Amastris 285-250 BC Silver Stater NGC ChXF Last Achaemenid Princess - Very Rare

  • $2,588.73

Queen Amastris 285-250 BC Silver Didrachm/ Stater NGC ChXF.

A must buy, very rare in all grades. Mintage unknown

PAPHLAGONIA. Amastris. Queen Amastris (ca. 285-250 BC). AR stater or didrachm (23mm, 9.39 gm, 12h). NGC Choice XF 5/5 - 3/5. Persic standard. Head of Mên, Amastris or Mithras right, wearing laureate Phrygian cap decorated with star with eight points / AMAΣTPIEΩN, Aphrodite enthroned left, Nike right on extended right arm, transverse scepter surmounted by lotus in left hand; rose in left field. Eye appealing example of this rare issue.
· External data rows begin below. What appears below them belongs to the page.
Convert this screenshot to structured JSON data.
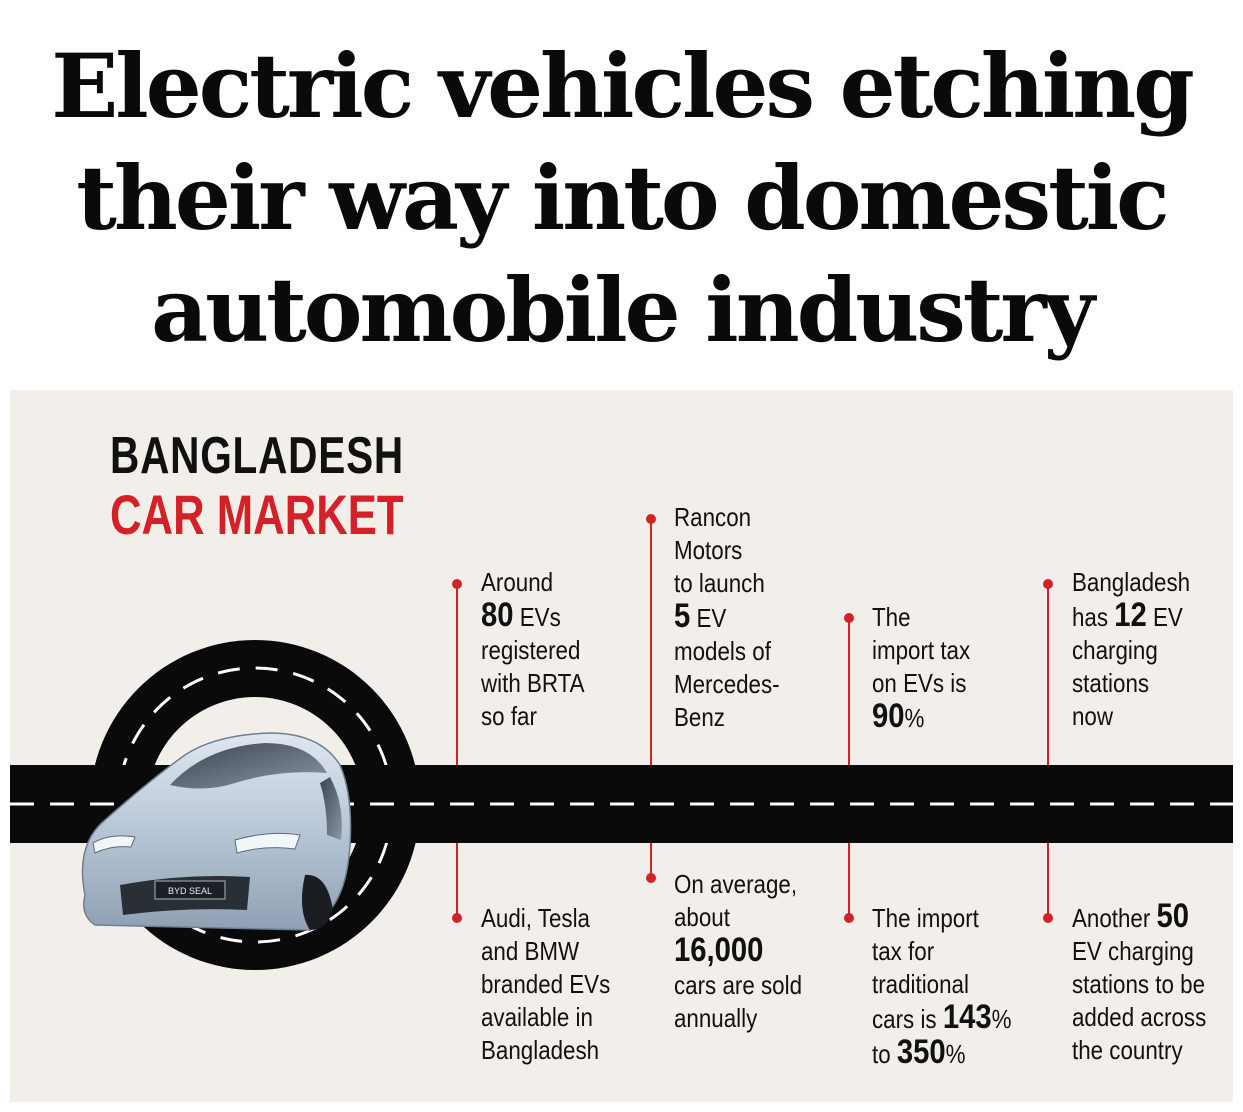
{
  "headline": {
    "line1": "Electric vehicles etching",
    "line2": "their way into domestic",
    "line3": "automobile industry"
  },
  "infographic": {
    "title_line1": "BANGLADESH",
    "title_line2": "CAR MARKET",
    "accent_color": "#d42029",
    "road_color": "#0a0a0a",
    "car_badge": "BYD SEAL",
    "facts_top": [
      {
        "before": "Around\n",
        "num": "80",
        "after": " EVs\nregistered\nwith BRTA\nso far"
      },
      {
        "before": "Rancon\nMotors\nto launch\n",
        "num": "5",
        "after": " EV\nmodels of\nMercedes-\nBenz"
      },
      {
        "before": "The\nimport tax\non EVs is\n",
        "num": "90",
        "after": "%"
      },
      {
        "before": "Bangladesh\nhas ",
        "num": "12",
        "after": " EV\ncharging\nstations\nnow"
      }
    ],
    "facts_bottom": [
      {
        "before": "Audi, Tesla\nand BMW\nbranded EVs\navailable in\nBangladesh",
        "num": "",
        "after": ""
      },
      {
        "before": "On average,\nabout\n",
        "num": "16,000",
        "after": "\ncars are sold\nannually"
      },
      {
        "before": "The import\ntax for\ntraditional\ncars is ",
        "num": "143",
        "after": "%\nto ",
        "num2": "350",
        "after2": "%"
      },
      {
        "before": "Another ",
        "num": "50",
        "after": "\nEV charging\nstations to be\nadded across\nthe country"
      }
    ]
  }
}
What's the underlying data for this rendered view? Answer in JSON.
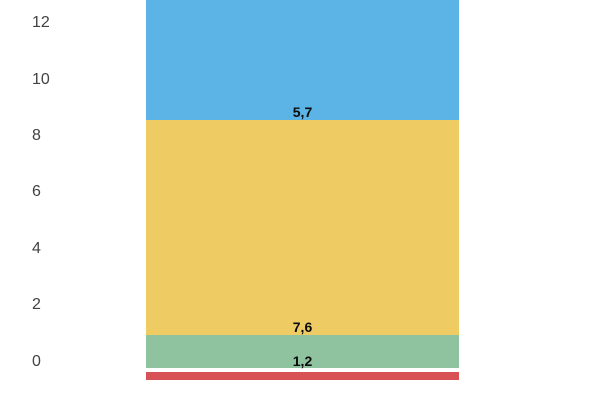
{
  "chart_data": {
    "type": "bar",
    "stacked": true,
    "orientation": "vertical",
    "title": "",
    "background": "#ffffff",
    "grid": false,
    "legend": "none",
    "categories": [
      ""
    ],
    "decimal_separator": ",",
    "y_axis": {
      "tick_labels": [
        "0",
        "2",
        "4",
        "6",
        "8",
        "10",
        "12"
      ],
      "tick_values": [
        0,
        2,
        4,
        6,
        8,
        10,
        12
      ],
      "visible_range": [
        -1.1,
        13.1
      ],
      "label_color": "#424242"
    },
    "series": [
      {
        "name": "red",
        "value": 0.3,
        "label": "",
        "color": "#d85155",
        "below_axis": true
      },
      {
        "name": "green",
        "value": 1.2,
        "label": "1,2",
        "color": "#8fc3a0",
        "below_axis": false
      },
      {
        "name": "yellow",
        "value": 7.6,
        "label": "7,6",
        "color": "#eecb63",
        "below_axis": false
      },
      {
        "name": "blue",
        "value": 5.7,
        "label": "5,7",
        "color": "#5bb4e5",
        "below_axis": false
      }
    ],
    "value_label_color": "#0b0b0b",
    "layout_note": "single wide column; blue segment total exceeds visible top and is clipped; red band sits just below the zero baseline"
  }
}
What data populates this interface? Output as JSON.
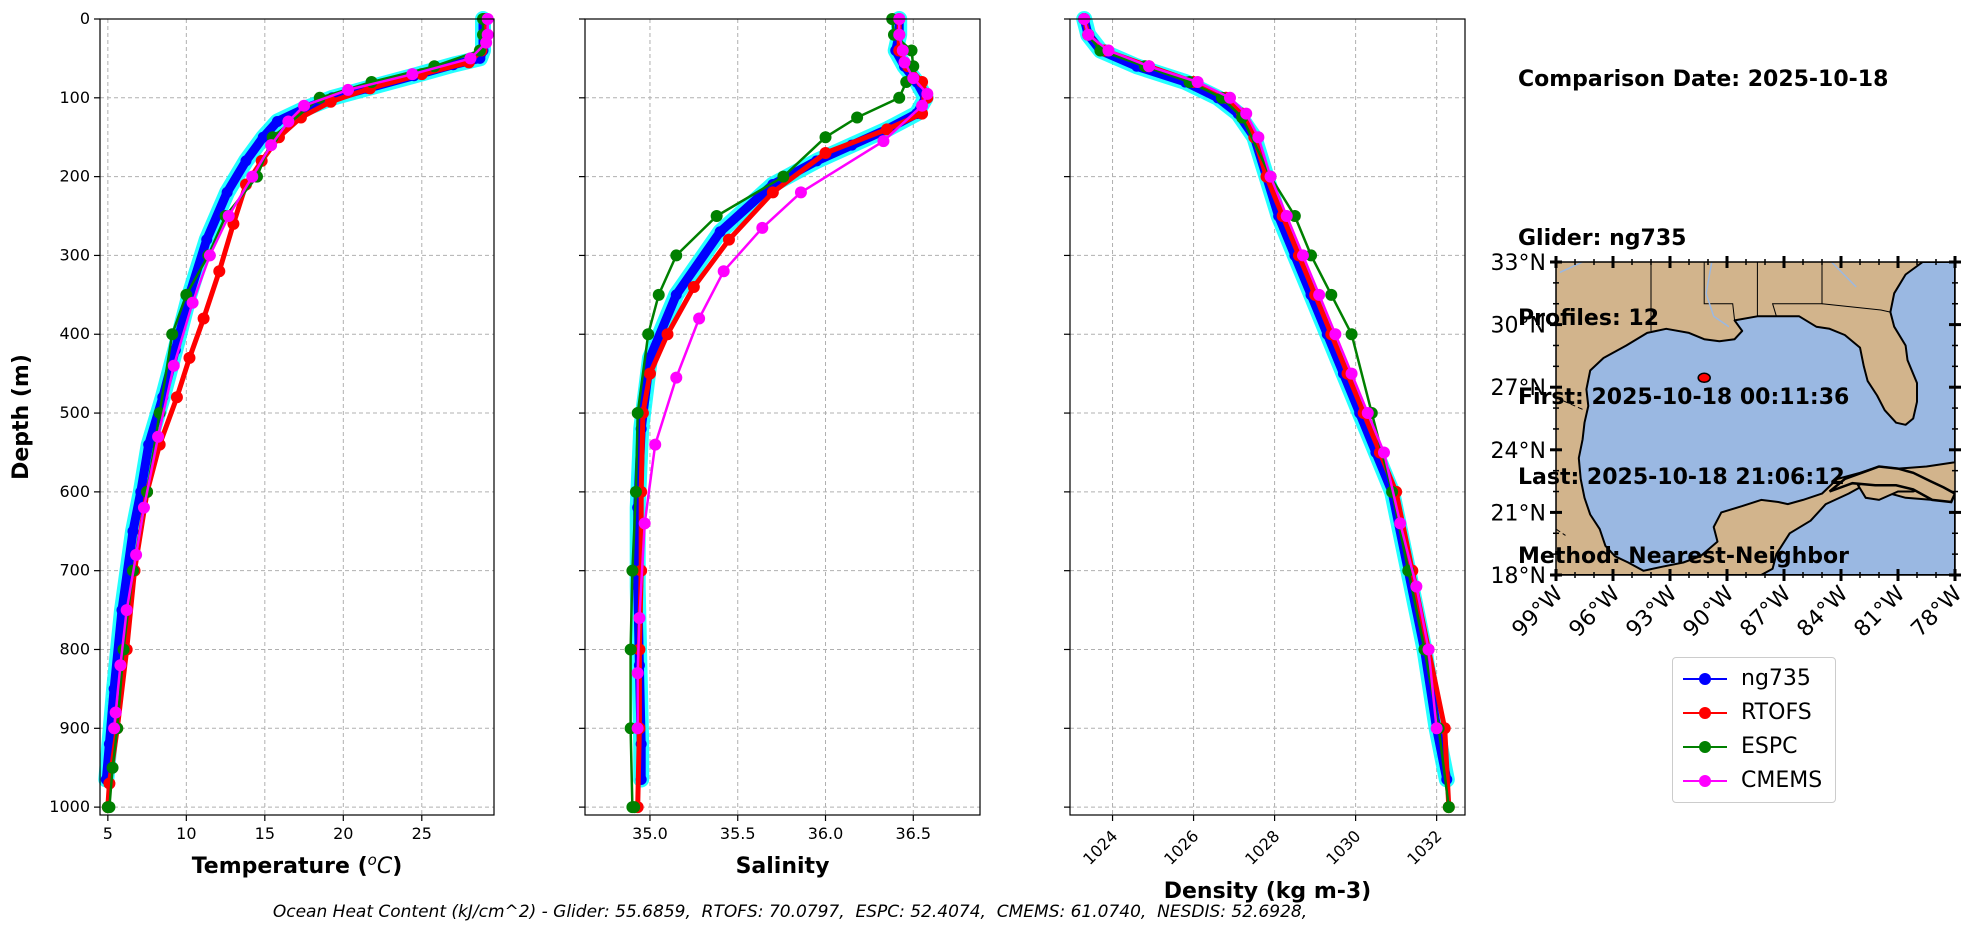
{
  "figure": {
    "info_lines": [
      "Comparison Date: 2025-10-18",
      "",
      "Glider: ng735",
      "Profiles: 12",
      "First: 2025-10-18 00:11:36",
      "Last: 2025-10-18 21:06:12",
      "Method: Nearest-Neighbor"
    ],
    "footer": "Ocean Heat Content (kJ/cm^2) - Glider: 55.6859,  RTOFS: 70.0797,  ESPC: 52.4074,  CMEMS: 61.0740,  NESDIS: 52.6928,"
  },
  "legend": [
    {
      "name": "ng735",
      "color": "#0000ff"
    },
    {
      "name": "RTOFS",
      "color": "#ff0000"
    },
    {
      "name": "ESPC",
      "color": "#008000"
    },
    {
      "name": "CMEMS",
      "color": "#ff00ff"
    }
  ],
  "chart_data": [
    {
      "type": "line",
      "xlabel": "Temperature ($^{o}C$)",
      "ylabel": "Depth (m)",
      "xlim": [
        4.5,
        29.6
      ],
      "ylim": [
        1010,
        0
      ],
      "xticks": [
        5,
        10,
        15,
        20,
        25
      ],
      "yticks": [
        0,
        100,
        200,
        300,
        400,
        500,
        600,
        700,
        800,
        900,
        1000
      ],
      "grid": true,
      "series": [
        {
          "name": "ng735",
          "color": "#0000ff",
          "x": [
            28.9,
            28.9,
            28.9,
            28.7,
            27,
            24.5,
            21.5,
            19.3,
            17.4,
            15.8,
            14.9,
            13.8,
            12.6,
            11.3,
            10.2,
            9.3,
            8.5,
            7.6,
            7.1,
            6.6,
            5.9,
            5.4,
            5.1,
            4.9
          ],
          "y": [
            0,
            20,
            40,
            50,
            58,
            72,
            88,
            100,
            115,
            130,
            150,
            180,
            220,
            280,
            350,
            420,
            480,
            540,
            600,
            650,
            750,
            850,
            920,
            965
          ]
        },
        {
          "name": "RTOFS",
          "color": "#ff0000",
          "x": [
            29,
            29,
            28.8,
            28,
            25,
            21.7,
            19.2,
            17.3,
            15.9,
            14.8,
            13.8,
            13,
            12.1,
            11.1,
            10.2,
            9.4,
            8.3,
            7.5,
            6.7,
            6.2,
            5.6,
            5.1,
            5
          ],
          "y": [
            0,
            20,
            40,
            55,
            70,
            88,
            105,
            125,
            150,
            180,
            210,
            260,
            320,
            380,
            430,
            480,
            540,
            600,
            700,
            800,
            900,
            970,
            1000
          ]
        },
        {
          "name": "ESPC",
          "color": "#008000",
          "x": [
            28.9,
            28.9,
            28.7,
            25.8,
            21.8,
            18.5,
            15.5,
            14.5,
            12.5,
            11.4,
            10,
            9.1,
            8.3,
            7.5,
            6.6,
            6,
            5.6,
            5.3,
            5.1,
            5
          ],
          "y": [
            0,
            20,
            40,
            60,
            80,
            100,
            150,
            200,
            250,
            300,
            350,
            400,
            500,
            600,
            700,
            800,
            900,
            950,
            1000,
            1000
          ]
        },
        {
          "name": "CMEMS",
          "color": "#ff00ff",
          "x": [
            29.2,
            29.2,
            29.1,
            28.1,
            24.4,
            20.3,
            17.5,
            16.5,
            15.4,
            14.2,
            12.7,
            11.5,
            10.4,
            9.2,
            8.2,
            7.3,
            6.8,
            6.2,
            5.8,
            5.5,
            5.4
          ],
          "y": [
            0,
            20,
            30,
            50,
            70,
            90,
            110,
            130,
            160,
            200,
            250,
            300,
            360,
            440,
            530,
            620,
            680,
            750,
            820,
            880,
            900
          ]
        }
      ]
    },
    {
      "type": "line",
      "xlabel": "Salinity",
      "ylabel": "",
      "xlim": [
        34.63,
        36.88
      ],
      "ylim": [
        1010,
        0
      ],
      "xticks": [
        35.0,
        35.5,
        36.0,
        36.5
      ],
      "yticks": [
        0,
        100,
        200,
        300,
        400,
        500,
        600,
        700,
        800,
        900,
        1000
      ],
      "grid": true,
      "series": [
        {
          "name": "ng735",
          "color": "#0000ff",
          "x": [
            36.42,
            36.42,
            36.4,
            36.45,
            36.52,
            36.57,
            36.52,
            36.35,
            36.15,
            35.95,
            35.7,
            35.4,
            35.15,
            35.0,
            34.95,
            34.93,
            34.93,
            34.94,
            34.95,
            34.95
          ],
          "y": [
            0,
            20,
            40,
            60,
            80,
            100,
            120,
            140,
            160,
            180,
            210,
            270,
            350,
            430,
            520,
            620,
            720,
            820,
            920,
            965
          ]
        },
        {
          "name": "RTOFS",
          "color": "#ff0000",
          "x": [
            36.42,
            36.42,
            36.42,
            36.47,
            36.55,
            36.58,
            36.55,
            36.35,
            36.0,
            35.7,
            35.45,
            35.25,
            35.1,
            35.0,
            34.96,
            34.95,
            34.95,
            34.94,
            34.94,
            34.93
          ],
          "y": [
            0,
            20,
            40,
            60,
            80,
            100,
            120,
            140,
            170,
            220,
            280,
            340,
            400,
            450,
            500,
            600,
            700,
            800,
            900,
            1000
          ]
        },
        {
          "name": "ESPC",
          "color": "#008000",
          "x": [
            36.38,
            36.39,
            36.49,
            36.5,
            36.46,
            36.42,
            36.18,
            36.0,
            35.76,
            35.38,
            35.15,
            35.05,
            34.99,
            34.93,
            34.92,
            34.9,
            34.89,
            34.89,
            34.9,
            34.91
          ],
          "y": [
            0,
            20,
            40,
            60,
            80,
            100,
            125,
            150,
            200,
            250,
            300,
            350,
            400,
            500,
            600,
            700,
            800,
            900,
            1000,
            1000
          ]
        },
        {
          "name": "CMEMS",
          "color": "#ff00ff",
          "x": [
            36.42,
            36.42,
            36.44,
            36.45,
            36.5,
            36.58,
            36.55,
            36.33,
            35.86,
            35.64,
            35.42,
            35.28,
            35.15,
            35.03,
            34.97,
            34.94,
            34.93,
            34.93
          ],
          "y": [
            0,
            20,
            40,
            55,
            75,
            95,
            110,
            155,
            220,
            265,
            320,
            380,
            455,
            540,
            640,
            760,
            830,
            900
          ]
        }
      ]
    },
    {
      "type": "line",
      "xlabel": "Density (kg m-3)",
      "ylabel": "",
      "xlim": [
        1022.95,
        1032.7
      ],
      "ylim": [
        1010,
        0
      ],
      "xticks": [
        1024,
        1026,
        1028,
        1030,
        1032
      ],
      "yticks": [
        0,
        100,
        200,
        300,
        400,
        500,
        600,
        700,
        800,
        900,
        1000
      ],
      "grid": true,
      "series": [
        {
          "name": "ng735",
          "color": "#0000ff",
          "x": [
            1023.3,
            1023.4,
            1023.7,
            1024.6,
            1025.8,
            1026.6,
            1027.1,
            1027.5,
            1027.8,
            1028.1,
            1028.5,
            1028.9,
            1029.3,
            1029.7,
            1030.1,
            1030.5,
            1030.9,
            1031.3,
            1031.7,
            1032.0,
            1032.25
          ],
          "y": [
            0,
            20,
            40,
            60,
            80,
            100,
            120,
            150,
            200,
            250,
            300,
            350,
            400,
            450,
            500,
            550,
            600,
            700,
            800,
            900,
            965
          ]
        },
        {
          "name": "RTOFS",
          "color": "#ff0000",
          "x": [
            1023.3,
            1023.4,
            1023.8,
            1024.9,
            1026.0,
            1026.8,
            1027.2,
            1027.5,
            1027.8,
            1028.2,
            1028.6,
            1029.0,
            1029.4,
            1029.8,
            1030.2,
            1030.6,
            1031.0,
            1031.4,
            1031.8,
            1032.2,
            1032.3
          ],
          "y": [
            0,
            20,
            40,
            60,
            80,
            100,
            120,
            150,
            200,
            250,
            300,
            350,
            400,
            450,
            500,
            550,
            600,
            700,
            800,
            900,
            1000
          ]
        },
        {
          "name": "ESPC",
          "color": "#008000",
          "x": [
            1023.3,
            1023.4,
            1023.7,
            1024.8,
            1025.9,
            1026.7,
            1027.2,
            1027.9,
            1028.5,
            1028.9,
            1029.4,
            1029.9,
            1030.4,
            1030.9,
            1031.3,
            1031.7,
            1032.05,
            1032.3
          ],
          "y": [
            0,
            20,
            40,
            60,
            80,
            100,
            125,
            200,
            250,
            300,
            350,
            400,
            500,
            600,
            700,
            800,
            900,
            1000
          ]
        },
        {
          "name": "CMEMS",
          "color": "#ff00ff",
          "x": [
            1023.3,
            1023.4,
            1023.9,
            1024.9,
            1026.1,
            1026.9,
            1027.3,
            1027.6,
            1027.9,
            1028.3,
            1028.7,
            1029.1,
            1029.5,
            1029.9,
            1030.3,
            1030.7,
            1031.1,
            1031.5,
            1031.8,
            1032.0
          ],
          "y": [
            0,
            20,
            40,
            60,
            80,
            100,
            120,
            150,
            200,
            250,
            300,
            350,
            400,
            450,
            500,
            550,
            640,
            720,
            800,
            900
          ]
        }
      ]
    },
    {
      "type": "map",
      "xticks": [
        "99°W",
        "96°W",
        "93°W",
        "90°W",
        "87°W",
        "84°W",
        "81°W",
        "78°W"
      ],
      "yticks": [
        "33°N",
        "30°N",
        "27°N",
        "24°N",
        "21°N",
        "18°N"
      ],
      "lon_range": [
        -99,
        -78
      ],
      "lat_range": [
        18,
        33
      ],
      "glider_position": {
        "lon": -91.2,
        "lat": 27.45
      },
      "land_color": "#d2b48c",
      "water_color": "#9ab8e2"
    }
  ]
}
Amastris was the niece of the last Achaemenid King of Persia, Darius III, and was married off to several of Alexander's generals in succession in the years after the Macedonian conquest. After being "set aside" by King Lysimachus in about 302 BC, Amastris decided to found her own city on the coast of Paphlagonia, and gave it her name. She served as its queen for the first years of its existence, and the city grew steadily in prosperity and importance in the decades and centuries that followed The city eventually became incorporated into the Roman province of Bithynia-Pontus. The city's coinage is both rare and intriguing, the obverse portrait wearing a laureate Phrygian cap being variously described as the head of Queen Amastris herself, the Persian hero Mithras, or an Amazon warrior.

Amastris founded an eponymous city in Paphlagonia and was the first queen to issue coins with her own portrait. A very rare accomplishment.

Amastris was the last surviving Achaemenid Persian Empire princess.

Amastris issued spectacular silver coinage in her own name with the reverse legend “Basilissês Amastrios.” Although the word basillisa more broadly denotes “royal woman,” here it can only mean “queen”.